8. An enhanced hydrocarbon recovery system according to claim 7, wherein the control system is further configured to modify input data set to further comprise variables based on an analysis of recovery well product for at least one of viscosity, composition, temperature, hydrocarbon to water ratio, and composition recovered gas.
9. An enhanced hydrocarbon recovery system according to claim 8, wherein the control system is further adapted to provide instructions in the control signal for causing the gas processing system to modify the composition of the injection gas by including a predetermined concentration of an additive to the initial gas flow.
10. An enhanced hydrocarbon recovery system according to claim 9, wherein the additive comprises at least one of hydrogen, recycled carbon dioxide from the recovery well, recycled hydrocarbons from the recovery well, a catalyst, and a paraffin inhibitor.

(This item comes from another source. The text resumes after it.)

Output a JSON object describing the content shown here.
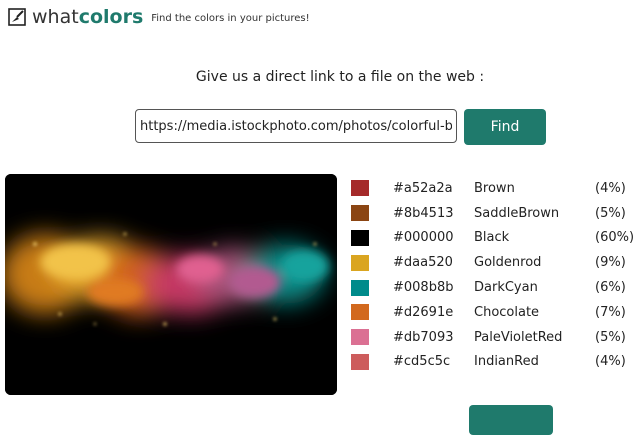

11. A method of enhanced hydrocarbon recovery from an underground reservoir comprising:
generating an initial composition of injection gas with a gas processing system by modifying an exhaust gas flow from an electric generator, wherein the initial composition of injection gas is based upon a geologic analysis of the reservoir;
injecting the initial composition of injection gas into the reservoir with the gas processing system at an injection point;
monitoring a temperature and pressure value for the injection gas at:
the injection point; and
at an entry into the underground reservoir;
analyzing the monitored temperature and pressure values with a control algorithm to form a control signal comprising instructions for:
modifying a composition of the exhaust gas flow;
controlling a mass flow rate of the injection gas; and
controlling the temperature and pressure of the mass flow rate of the injection gas
communicating the control signal to the gas processing system, wherein the control signal is used by the gas processing system to generate a second composition of injection gas; and
injecting the second composition of injection gas into the reservoir at the injection point.

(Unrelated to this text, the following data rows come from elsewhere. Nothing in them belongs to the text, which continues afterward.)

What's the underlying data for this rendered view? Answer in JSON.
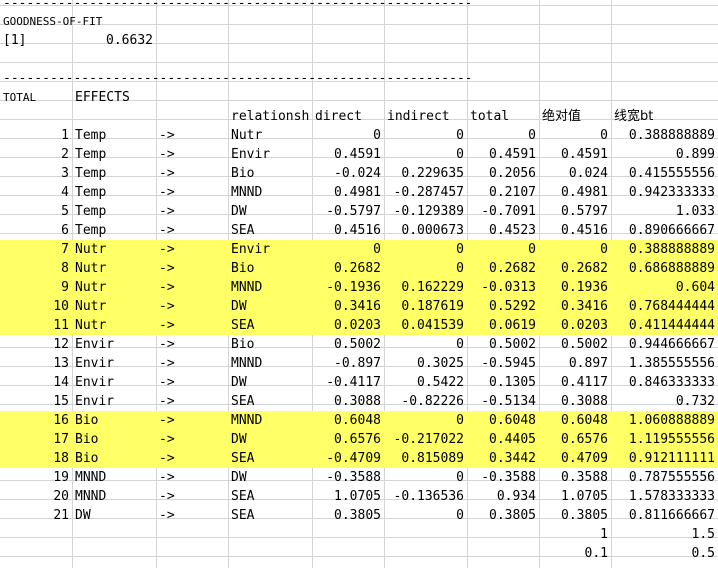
{
  "sheet": {
    "dash_line": "----------------------------------------------------------------",
    "gof_label": "GOODNESS-OF-FIT",
    "gof_index": "[1]",
    "gof_value": "0.6632",
    "total_label": "TOTAL",
    "effects_label": "EFFECTS",
    "headers": [
      "relationsh",
      "direct",
      "indirect",
      "total",
      "绝对值",
      "线宽bt"
    ],
    "rows": [
      {
        "n": "1",
        "from": "Temp",
        "arrow": "->",
        "to": "Nutr",
        "direct": "0",
        "indirect": "0",
        "total": "0",
        "abs": "0",
        "bt": "0.388888889",
        "hl": false
      },
      {
        "n": "2",
        "from": "Temp",
        "arrow": "->",
        "to": "Envir",
        "direct": "0.4591",
        "indirect": "0",
        "total": "0.4591",
        "abs": "0.4591",
        "bt": "0.899",
        "hl": false
      },
      {
        "n": "3",
        "from": "Temp",
        "arrow": "->",
        "to": "Bio",
        "direct": "-0.024",
        "indirect": "0.229635",
        "total": "0.2056",
        "abs": "0.024",
        "bt": "0.415555556",
        "hl": false
      },
      {
        "n": "4",
        "from": "Temp",
        "arrow": "->",
        "to": "MNND",
        "direct": "0.4981",
        "indirect": "-0.287457",
        "total": "0.2107",
        "abs": "0.4981",
        "bt": "0.942333333",
        "hl": false
      },
      {
        "n": "5",
        "from": "Temp",
        "arrow": "->",
        "to": "DW",
        "direct": "-0.5797",
        "indirect": "-0.129389",
        "total": "-0.7091",
        "abs": "0.5797",
        "bt": "1.033",
        "hl": false
      },
      {
        "n": "6",
        "from": "Temp",
        "arrow": "->",
        "to": "SEA",
        "direct": "0.4516",
        "indirect": "0.000673",
        "total": "0.4523",
        "abs": "0.4516",
        "bt": "0.890666667",
        "hl": false
      },
      {
        "n": "7",
        "from": "Nutr",
        "arrow": "->",
        "to": "Envir",
        "direct": "0",
        "indirect": "0",
        "total": "0",
        "abs": "0",
        "bt": "0.388888889",
        "hl": true
      },
      {
        "n": "8",
        "from": "Nutr",
        "arrow": "->",
        "to": "Bio",
        "direct": "0.2682",
        "indirect": "0",
        "total": "0.2682",
        "abs": "0.2682",
        "bt": "0.686888889",
        "hl": true
      },
      {
        "n": "9",
        "from": "Nutr",
        "arrow": "->",
        "to": "MNND",
        "direct": "-0.1936",
        "indirect": "0.162229",
        "total": "-0.0313",
        "abs": "0.1936",
        "bt": "0.604",
        "hl": true
      },
      {
        "n": "10",
        "from": "Nutr",
        "arrow": "->",
        "to": "DW",
        "direct": "0.3416",
        "indirect": "0.187619",
        "total": "0.5292",
        "abs": "0.3416",
        "bt": "0.768444444",
        "hl": true
      },
      {
        "n": "11",
        "from": "Nutr",
        "arrow": "->",
        "to": "SEA",
        "direct": "0.0203",
        "indirect": "0.041539",
        "total": "0.0619",
        "abs": "0.0203",
        "bt": "0.411444444",
        "hl": true
      },
      {
        "n": "12",
        "from": "Envir",
        "arrow": "->",
        "to": "Bio",
        "direct": "0.5002",
        "indirect": "0",
        "total": "0.5002",
        "abs": "0.5002",
        "bt": "0.944666667",
        "hl": false
      },
      {
        "n": "13",
        "from": "Envir",
        "arrow": "->",
        "to": "MNND",
        "direct": "-0.897",
        "indirect": "0.3025",
        "total": "-0.5945",
        "abs": "0.897",
        "bt": "1.385555556",
        "hl": false
      },
      {
        "n": "14",
        "from": "Envir",
        "arrow": "->",
        "to": "DW",
        "direct": "-0.4117",
        "indirect": "0.5422",
        "total": "0.1305",
        "abs": "0.4117",
        "bt": "0.846333333",
        "hl": false
      },
      {
        "n": "15",
        "from": "Envir",
        "arrow": "->",
        "to": "SEA",
        "direct": "0.3088",
        "indirect": "-0.82226",
        "total": "-0.5134",
        "abs": "0.3088",
        "bt": "0.732",
        "hl": false
      },
      {
        "n": "16",
        "from": "Bio",
        "arrow": "->",
        "to": "MNND",
        "direct": "0.6048",
        "indirect": "0",
        "total": "0.6048",
        "abs": "0.6048",
        "bt": "1.060888889",
        "hl": true
      },
      {
        "n": "17",
        "from": "Bio",
        "arrow": "->",
        "to": "DW",
        "direct": "0.6576",
        "indirect": "-0.217022",
        "total": "0.4405",
        "abs": "0.6576",
        "bt": "1.119555556",
        "hl": true
      },
      {
        "n": "18",
        "from": "Bio",
        "arrow": "->",
        "to": "SEA",
        "direct": "-0.4709",
        "indirect": "0.815089",
        "total": "0.3442",
        "abs": "0.4709",
        "bt": "0.912111111",
        "hl": true
      },
      {
        "n": "19",
        "from": "MNND",
        "arrow": "->",
        "to": "DW",
        "direct": "-0.3588",
        "indirect": "0",
        "total": "-0.3588",
        "abs": "0.3588",
        "bt": "0.787555556",
        "hl": false
      },
      {
        "n": "20",
        "from": "MNND",
        "arrow": "->",
        "to": "SEA",
        "direct": "1.0705",
        "indirect": "-0.136536",
        "total": "0.934",
        "abs": "1.0705",
        "bt": "1.578333333",
        "hl": false
      },
      {
        "n": "21",
        "from": "DW",
        "arrow": "->",
        "to": "SEA",
        "direct": "0.3805",
        "indirect": "0",
        "total": "0.3805",
        "abs": "0.3805",
        "bt": "0.811666667",
        "hl": false
      }
    ],
    "footer": [
      {
        "abs": "1",
        "bt": "1.5"
      },
      {
        "abs": "0.1",
        "bt": "0.5"
      }
    ],
    "highlight_color": "#ffff66"
  }
}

12. A method of according to claim 11, further comprising monitoring a temperature and pressure value for:
the reservoir; and
recovered hydrocarbons at a recovery well,
wherein the monitored values are analyzed by the control algorithm to further form the control signal.
13. A method of according to claim 12, further comprising:
monitoring the hydrocarbons recovered at the recovery well for viscosity; and
analyzing the monitored viscosity for the hydrocarbons with the control algorithm to further form the control signal.

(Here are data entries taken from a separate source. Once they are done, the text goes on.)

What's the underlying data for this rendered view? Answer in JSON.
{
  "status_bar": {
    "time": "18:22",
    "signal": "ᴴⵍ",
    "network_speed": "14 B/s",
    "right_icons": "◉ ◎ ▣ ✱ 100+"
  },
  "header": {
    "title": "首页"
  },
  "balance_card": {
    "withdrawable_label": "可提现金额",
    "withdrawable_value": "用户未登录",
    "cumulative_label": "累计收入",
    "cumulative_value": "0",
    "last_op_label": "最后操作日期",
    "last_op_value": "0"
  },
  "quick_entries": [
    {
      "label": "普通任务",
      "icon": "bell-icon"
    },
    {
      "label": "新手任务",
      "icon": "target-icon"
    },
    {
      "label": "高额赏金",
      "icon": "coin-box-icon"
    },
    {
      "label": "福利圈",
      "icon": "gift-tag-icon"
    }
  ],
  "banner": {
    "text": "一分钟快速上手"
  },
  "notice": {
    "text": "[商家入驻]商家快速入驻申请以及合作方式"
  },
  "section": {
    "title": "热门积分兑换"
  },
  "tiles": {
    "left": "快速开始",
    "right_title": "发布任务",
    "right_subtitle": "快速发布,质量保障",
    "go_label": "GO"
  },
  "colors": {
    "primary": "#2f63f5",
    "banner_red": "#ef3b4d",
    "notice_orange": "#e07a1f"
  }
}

14. A method of according to claim 13, wherein the control signal further comprises variables based on an analysis of the recovered hydrocarbons at the recovery well for at least one of composition, hydrocarbon to water ratio, and composition recovered gas.
15. A method of according to claim 11, further comprising reducing a water vapor level of the exhaust gas flow to less than about three percent of the total mass flow.
16. A method of according to claim 11, further comprising reducing an oxygen level of the exhaust gas flow to less than about four percent of the total mass flow.
17. A method of according to claim 11, further comprising including a predetermined concentration of an additive to the exhaust gas flow in accordance with the control signal.
18. A method of according to claim 17, wherein the additive comprises at least one of hydrogen, recycled carbon dioxide from the recovery well, recycled hydrocarbons from the recovery well, a catalyst, and a paraffin inhibitor.